The film, Sturges' first Technicolor production, was not well received at the time it was released, and was generally conceded to be a disaster - even Betty Grable bad-mouthed it - but its reputation has improved somewhat over time, though it is not considered to be in the same league as the intelligent comedies Sturges made at Paramount Pictures for which he is known.

The Beautiful Blonde from Bashful Bend would turn out to be the last American film on which Sturges would work - although he would receive credit for films that were remakes or adaptations of his earlier films. Sturges directed only one more film in his life, the 1955 French comedy Les carnets du Major Thompson (released in the U.S. as The French, They Are a Funny Race).

==Plot==
Hot-headed Winifred "Freddie" Jones is a saloon singer in the Old West who catches her boyfriend, gambler Blackie Jobero, flirting with another woman and takes a shot at him with the six-shooter she always carries. Unfortunately, she hits a judge in the rear end instead, so her friend Conchita and she take it on the lam. When they get to a tiny hole-in-the-wall town, Freddie and Conchita are mistaken for the new schoolmarm and her Indian maid. They meet the local muckety-mucks, including wealthy Charles Hingelman, owner of a valuable gold mine, who starts to romance Freddie. When Blackie shows up while tracking Freddie down, complications and hilarious chaos ensue.

==Songs==
- "The Beautiful Blonde from Bashful Bend" - by Lionel Newman and Don George
- "Clementine Capers" - by Cyril Mockridge
- "Every Time I Meet You" - by Josef Myrow (music) and Mack Gordon (words)
- "In the Gloaming" - by Annie Fortesque Harrison and Meta Orred

==Production==
Earl Felton's original screen story was titled "The Lady from Laredo", and the film had the working titles of "Teacher's Pet" and "The Blonde from Bashful Bend". The film had been scheduled to go into production in September 1947, but was "temporarily shelved" in October because Fox production head Darryl F. Zanuck was concerned about the high cost of doing a film in Technicolor. While the production was delayed, Sturges made Unfaithfully Yours (1948) as his first film for Fox.

An early draft of the screen play, dated 29 December 1947 indicates that Sturges was considering June Haver in the role of Freddie, though Betty Grable had already been announced as starring. In the script, Sturges wrote:It is my habit, when writing a play, to cast the parts as, in my mind, each character makes his first appearance. Occasionally, a stranger walks in and I am uneasy about his looks and the sound of his voice, but usually as he pauses in the doorway I recognize an old friend whose talents I admire and about whose fitness for the part I have no doubts.

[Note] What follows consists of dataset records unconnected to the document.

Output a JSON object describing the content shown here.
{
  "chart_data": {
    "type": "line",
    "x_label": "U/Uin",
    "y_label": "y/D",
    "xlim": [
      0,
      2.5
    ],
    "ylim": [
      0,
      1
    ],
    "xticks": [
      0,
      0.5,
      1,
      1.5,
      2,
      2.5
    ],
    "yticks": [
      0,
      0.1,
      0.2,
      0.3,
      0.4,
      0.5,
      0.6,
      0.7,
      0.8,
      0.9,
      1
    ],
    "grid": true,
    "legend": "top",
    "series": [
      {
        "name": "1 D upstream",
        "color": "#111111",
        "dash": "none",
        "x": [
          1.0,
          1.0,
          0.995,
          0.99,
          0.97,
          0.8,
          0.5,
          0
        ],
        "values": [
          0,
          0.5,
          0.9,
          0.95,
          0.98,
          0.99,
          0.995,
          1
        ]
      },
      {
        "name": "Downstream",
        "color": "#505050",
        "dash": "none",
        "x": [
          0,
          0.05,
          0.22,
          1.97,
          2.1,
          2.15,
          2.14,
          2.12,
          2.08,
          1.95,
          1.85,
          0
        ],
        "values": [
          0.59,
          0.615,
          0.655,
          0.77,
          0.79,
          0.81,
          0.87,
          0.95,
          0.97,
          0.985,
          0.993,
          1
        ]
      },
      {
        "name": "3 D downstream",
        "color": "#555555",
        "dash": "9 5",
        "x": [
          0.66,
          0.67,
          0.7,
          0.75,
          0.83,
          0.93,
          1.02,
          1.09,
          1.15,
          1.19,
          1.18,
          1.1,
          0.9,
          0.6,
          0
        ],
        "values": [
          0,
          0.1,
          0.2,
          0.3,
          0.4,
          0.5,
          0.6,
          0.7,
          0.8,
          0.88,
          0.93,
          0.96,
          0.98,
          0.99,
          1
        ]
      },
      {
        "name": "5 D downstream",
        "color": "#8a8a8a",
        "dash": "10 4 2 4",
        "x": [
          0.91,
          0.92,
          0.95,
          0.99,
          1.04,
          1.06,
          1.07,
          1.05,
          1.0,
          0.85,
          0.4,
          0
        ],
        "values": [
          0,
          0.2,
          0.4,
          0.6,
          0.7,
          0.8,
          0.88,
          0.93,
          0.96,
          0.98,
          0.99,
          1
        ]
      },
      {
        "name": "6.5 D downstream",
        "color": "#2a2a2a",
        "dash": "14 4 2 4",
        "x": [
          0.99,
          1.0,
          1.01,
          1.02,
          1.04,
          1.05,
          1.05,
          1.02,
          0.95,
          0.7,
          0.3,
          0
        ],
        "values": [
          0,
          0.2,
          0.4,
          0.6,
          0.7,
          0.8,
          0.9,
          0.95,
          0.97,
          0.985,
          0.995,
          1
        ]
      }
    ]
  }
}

As was usually the case on Sturges' films, the censors at the Hays Office had concerns about the script for The Beautiful Blonde... which had been submitted to them. Joseph Breen, head of the Production Code, warned Fox that it "contains entirely too much dialogue and action which concerns itself - in a quite blunt and pointed way - with sex." The office approved a draft script submitted on 23 September 1948.

The Beautiful Blonde... was in production from late September to late November 1948, with an additional sequence shot in early January 1949. Whether Sturges or another director worked on the January shoot, which was to change the ending of the film at the insistence of Zanuck, is unclear.
==Release==
The film premiered in Hollywood and New York City on 27 May 1949 and went into general American release in June. It was marketed with the tagline: "She had the biggest Six-Shooters in the West!"

The film was budgeted at an estimated $2,260,000 and brought in during its initial American release only about $1,489,000. The Beautiful Blonde from Bashful Bend was released on video in the U.S. on 25 May 1989.

Variety listed the film as a box office disappointment.